The growth of India over the next fifty years will mirror the growth that took place in North America over the past 200 years. An evocative book that captures this story is the Pulitzer Prize winning effort of Daniel J. Boorstin’s The Americans: The Democratic Experience.  The author traces the creation of myriad institutions in North America as it grew from a former colony of the British to the pre-eminent economic and social model of the last century. This story’s own context is starkly different from India. But the analogy of the story is helpful : institutions were created in a new country which had a different geographic, demographic, intellectual and emotional setting from Europe. The USA had a strong European intellectual influence to start with, but the reason it succeeded is because it adapted that mindset to suit its own environment. They created a national university system, which moved learning beyond the Ivy League colleges, they perfected an insurance network, they created a food distribution system, they invented an aerospace industry, where starting from PanAm onwards aviation brought the death of distance. India will have to create similar institutions and systems over the next 50 years. Boorstein also eloquently demonstrates that the process of building a nation is a two step forward and a one step back process. The important message though is that some of the seemingly ‘impossible’ problems India faces today were faced by other countries as they grew from a young nation to a mature democracy. When we are faced with those difficulties, we also need to take a long- term view and keep that positive frame of reference that comes across in Boorstin’s work.

However, as North America became a successful industrial nation powered by oil, Model T cars and the threads of Amtrak that started criss-crossing its vast land mass, Boorstin warned of the dangers in blindly following existing, ‘successful’ models and the ‘momentum’ they generate. He said: ‘The sense of momentum which overwhelmed Presidents burdened ordinary citizens. ….. the future of American civilization could not fail to be determined by the mass and velocity of enterprises already in being… Fewer decisions of social policy seemed to be Whether-or-Not as more became decisions of How-Fast-and-When.’

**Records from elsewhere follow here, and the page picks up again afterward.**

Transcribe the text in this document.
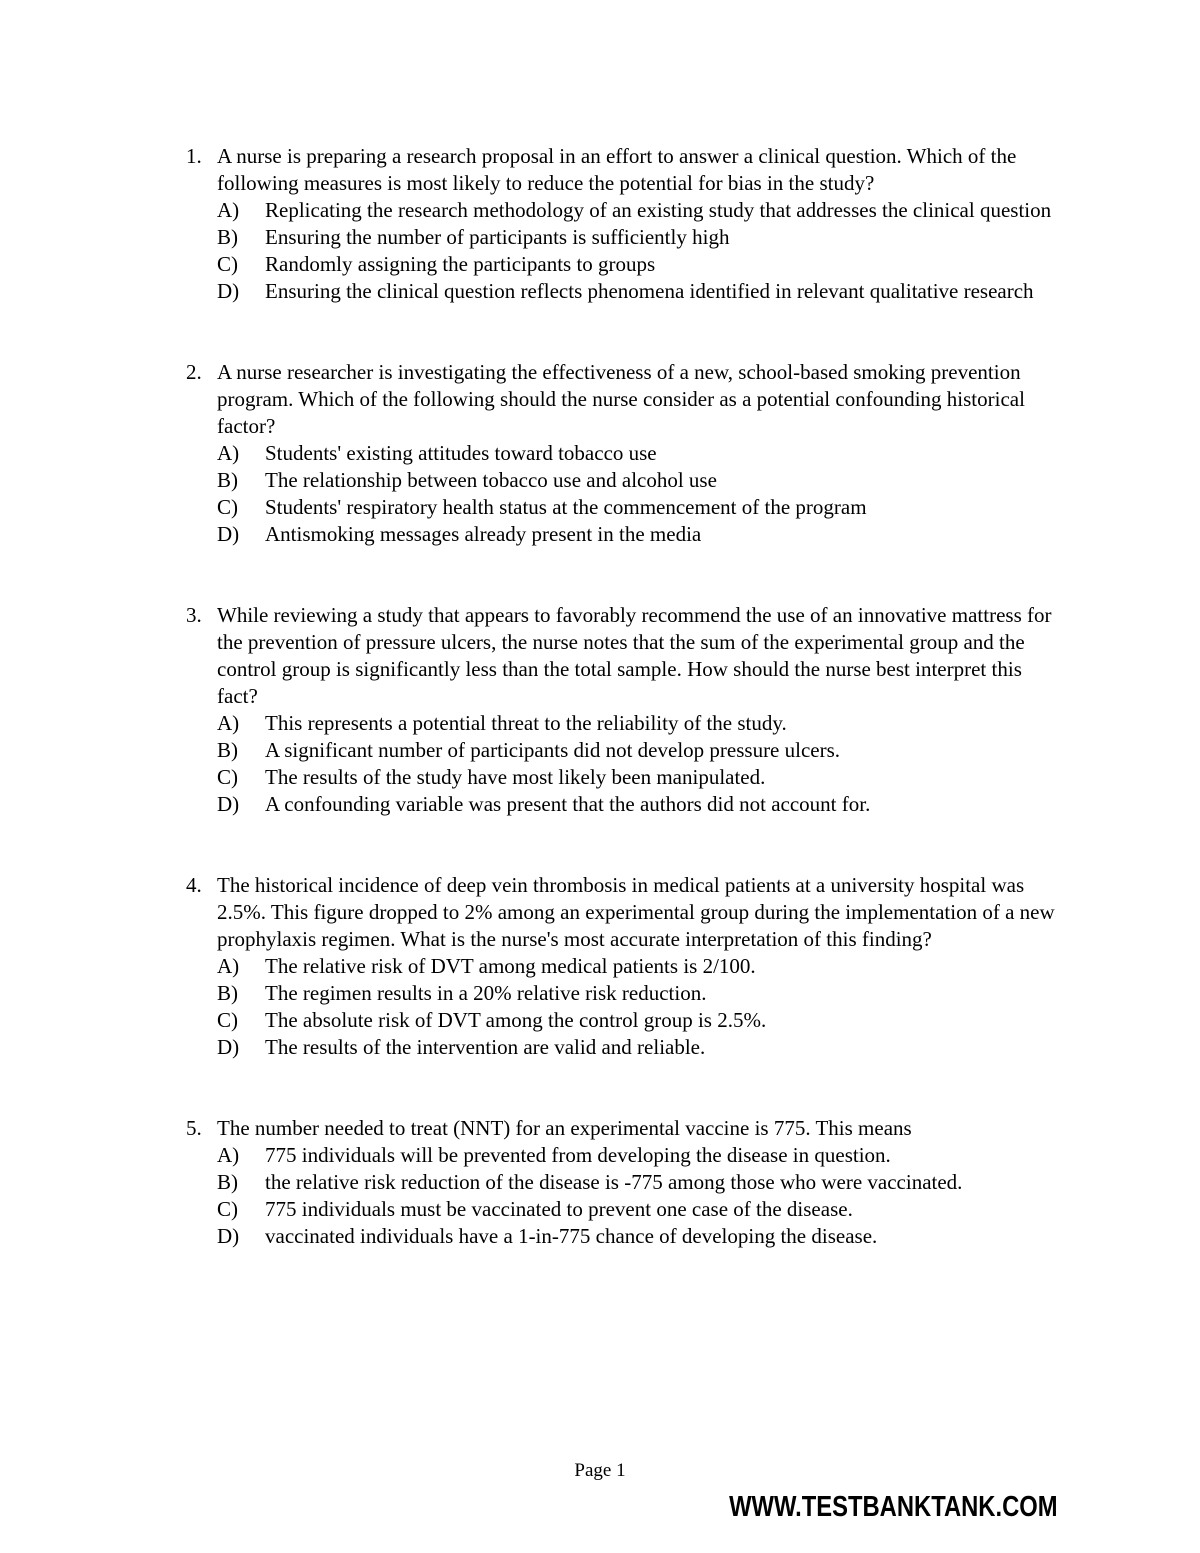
1. A nurse is preparing a research proposal in an effort to answer a clinical question. Which of the following measures is most likely to reduce the potential for bias in the study?
A) Replicating the research methodology of an existing study that addresses the clinical question
B) Ensuring the number of participants is sufficiently high
C) Randomly assigning the participants to groups
D) Ensuring the clinical question reflects phenomena identified in relevant qualitative research
2. A nurse researcher is investigating the effectiveness of a new, school-based smoking prevention program. Which of the following should the nurse consider as a potential confounding historical factor?
A) Students' existing attitudes toward tobacco use
B) The relationship between tobacco use and alcohol use
C) Students' respiratory health status at the commencement of the program
D) Antismoking messages already present in the media
3. While reviewing a study that appears to favorably recommend the use of an innovative mattress for the prevention of pressure ulcers, the nurse notes that the sum of the experimental group and the control group is significantly less than the total sample. How should the nurse best interpret this fact?
A) This represents a potential threat to the reliability of the study.
B) A significant number of participants did not develop pressure ulcers.
C) The results of the study have most likely been manipulated.
D) A confounding variable was present that the authors did not account for.
4. The historical incidence of deep vein thrombosis in medical patients at a university hospital was 2.5%. This figure dropped to 2% among an experimental group during the implementation of a new prophylaxis regimen. What is the nurse's most accurate interpretation of this finding?
A) The relative risk of DVT among medical patients is 2/100.
B) The regimen results in a 20% relative risk reduction.
C) The absolute risk of DVT among the control group is 2.5%.
D) The results of the intervention are valid and reliable.
5. The number needed to treat (NNT) for an experimental vaccine is 775. This means
A) 775 individuals will be prevented from developing the disease in question.
B) the relative risk reduction of the disease is -775 among those who were vaccinated.
C) 775 individuals must be vaccinated to prevent one case of the disease.
D) vaccinated individuals have a 1-in-775 chance of developing the disease.
Page 1
WWW.TESTBANKTANK.COM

As globalization has made the world a smaller place, a number of emerging countries like India run the risk of not asking Whether-or-Not questions. As India starts accelerating forward in its own ‘democratic experience’, we have to be careful of not heading down the How-Fast-And-When tunnel. At the start of its own journey, North America borrowed its intellectual heritage from Europe, but moulded it to the reality of North America, and we face a similar challenge at this juncture.

What we must adopt from the West is the spirit of scientific inquiry. But the age of networks, electrons, biotechnology, agri-business and relevance of intangible assets must warn us against creating mechanical institutions. As this is the beginning of our own development journey, we can use and connect with the Indian mind which has always respected knowledge and respects service.

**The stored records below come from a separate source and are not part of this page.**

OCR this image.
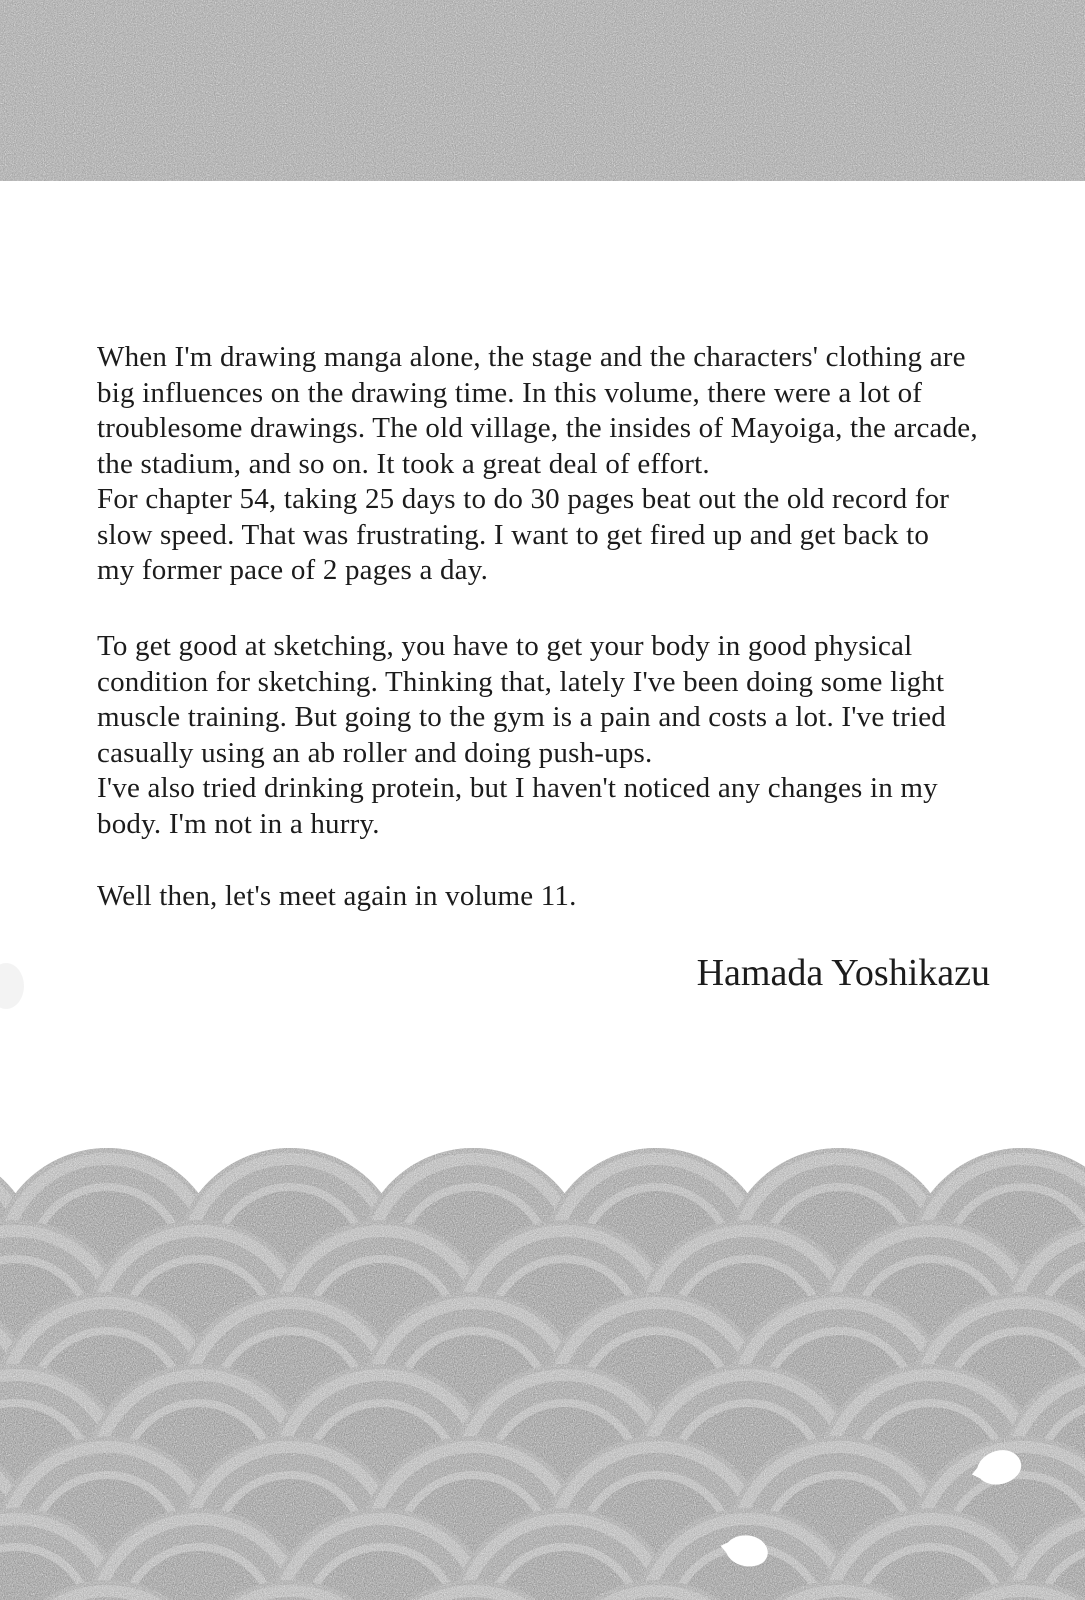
When I'm drawing manga alone, the stage and the characters' clothing are
big influences on the drawing time. In this volume, there were a lot of
troublesome drawings. The old village, the insides of Mayoiga, the arcade,
the stadium, and so on. It took a great deal of effort.
For chapter 54, taking 25 days to do 30 pages beat out the old record for
slow speed. That was frustrating. I want to get fired up and get back to
my former pace of 2 pages a day.
To get good at sketching, you have to get your body in good physical
condition for sketching. Thinking that, lately I've been doing some light
muscle training. But going to the gym is a pain and costs a lot. I've tried
casually using an ab roller and doing push-ups.
I've also tried drinking protein, but I haven't noticed any changes in my
body. I'm not in a hurry.
Well then, let's meet again in volume 11.
Hamada Yoshikazu
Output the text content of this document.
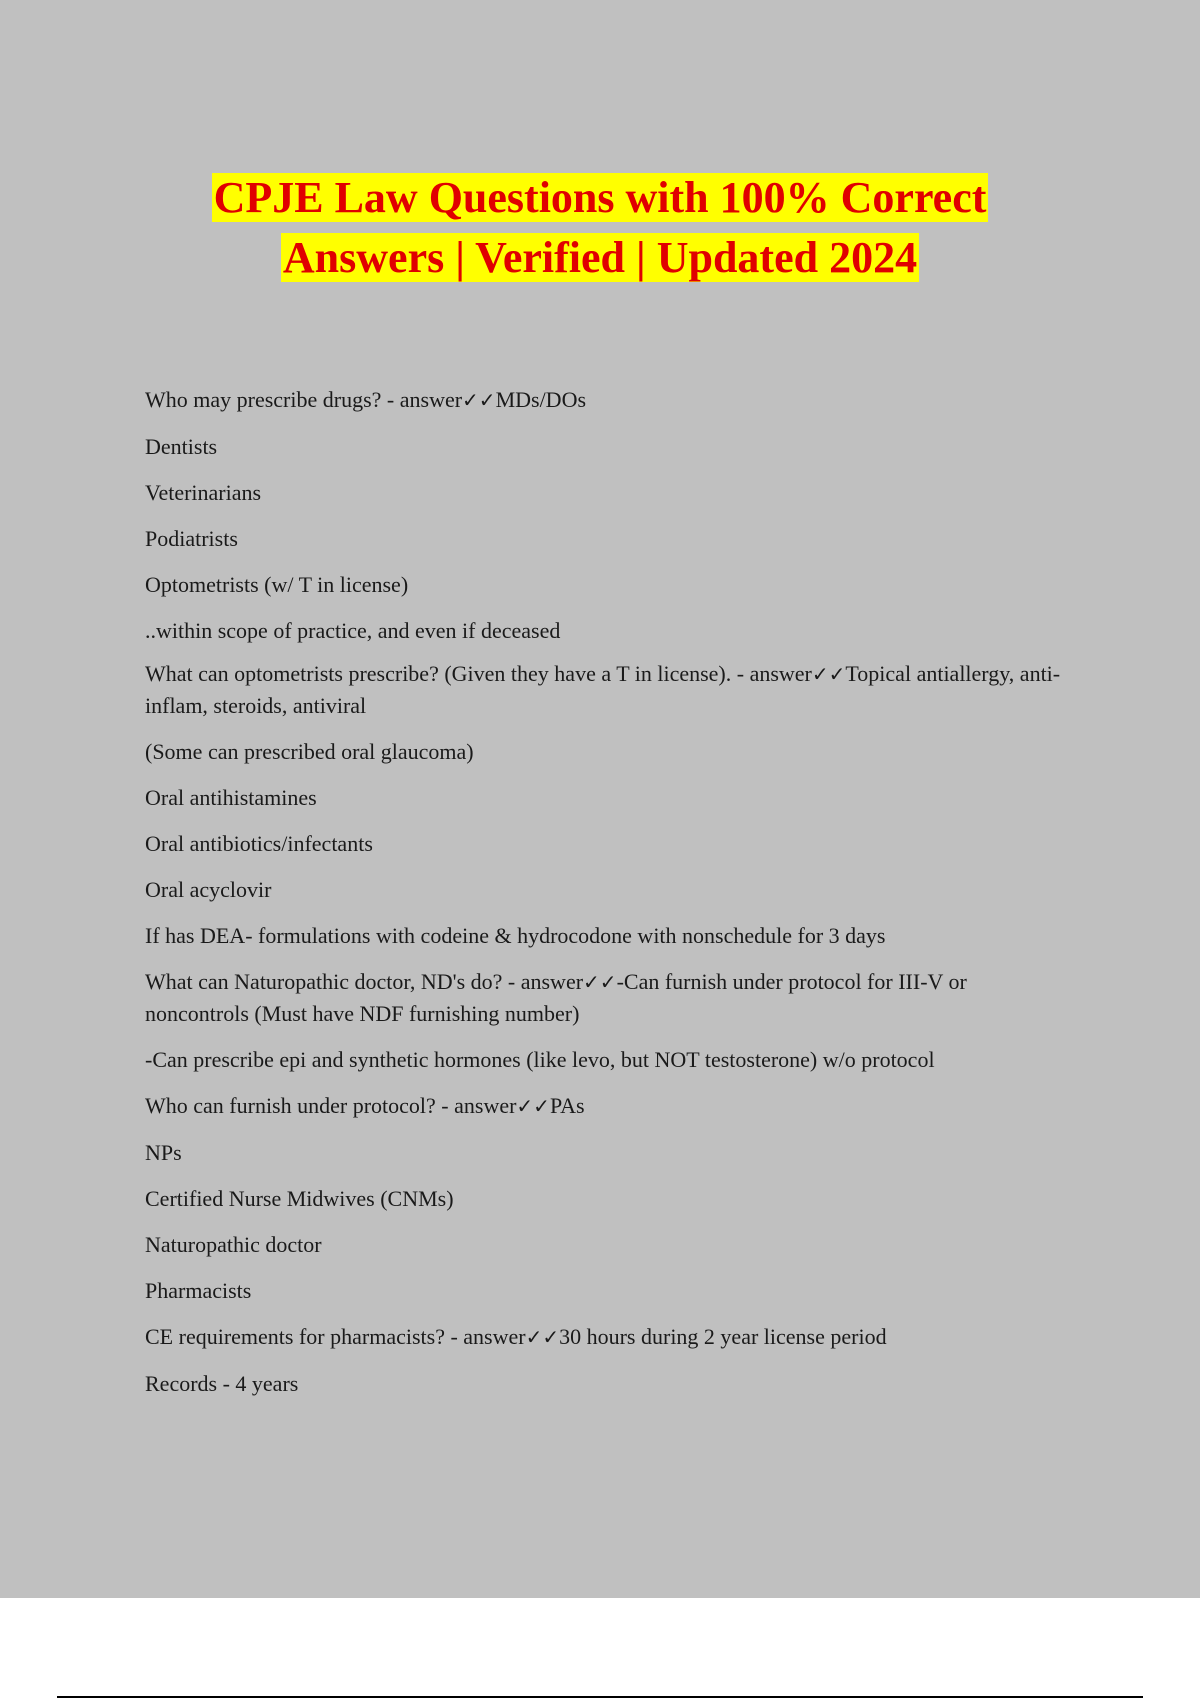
CPJE Law Questions with 100% Correct
Answers | Verified | Updated 2024

Who may prescribe drugs? - answer✓✓MDs/DOs

Dentists

Veterinarians

Podiatrists

Optometrists (w/ T in license)

..within scope of practice, and even if deceased

What can optometrists prescribe? (Given they have a T in license). - answer✓✓Topical antiallergy, anti-inflam, steroids, antiviral

(Some can prescribed oral glaucoma)

Oral antihistamines

Oral antibiotics/infectants

Oral acyclovir

If has DEA- formulations with codeine & hydrocodone with nonschedule for 3 days

What can Naturopathic doctor, ND's do? - answer✓✓-Can furnish under protocol for III-V or noncontrols (Must have NDF furnishing number)

-Can prescribe epi and synthetic hormones (like levo, but NOT testosterone) w/o protocol

Who can furnish under protocol? - answer✓✓PAs

NPs

Certified Nurse Midwives (CNMs)

Naturopathic doctor

Pharmacists

CE requirements for pharmacists? - answer✓✓30 hours during 2 year license period

Records - 4 years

Recent environmental awareness in the developed world is asking fundamental questions of the industrial civilizations of Europe and North America. Commentators have declared that the ‘demand for carbon-free power is about to become the most disruptive force since the Internet’, and a new world-view is being called upon to stem the damage that may already have been caused by the industrial sprint of the past 200 years. In this context, China is already well down the how-fast-and-when tunnel by building large factories, industrial plants and carbon intensive industries. India, till recently seemingly a laggard in industrialization, still has an opportunity to ask whether-or-not questions, and perhaps put a healing balm on the Industrial damage already underway.

An even more important lesson from the ‘democratic experience’ is the dynamics of democracy. The real fruits of democracy come when citizens ‘work’ their democracy, when they engage to build institutions. More than the Roosevelts and the Kennedys, it was the cattle rancher and the railroad pioneer who built USA. Modern India and its race forward will be shaped not only in  state capitals but also by the bottom up entrepreneurial innovations taking place across the nation. India’s progress will take place not only in the halls of  Parliament, but by the various mini institutions that we visited during our travels. India will be shaped by the creation of a Tilonia, by the courage of a Kiran Bedi, by the experiences of the submarine commander in Vizag and by the innovative factory manager at  Bajaj Auto.

As countries like India start to take off, they will take off on the wings of passion of its young citizens. A country starts to prosper when the people – alongside the government – start building. While we have a number of seemingly insurmountable problems, we have a future that is powered by the momentum of a growing country. Gerd Behrens drew a contrast with the attitude in more developed economies, ‘The West resembles a marriage of convenience, while other growing civilizations are passionate affairs’.  

More so for those pouring to fill the glass of India.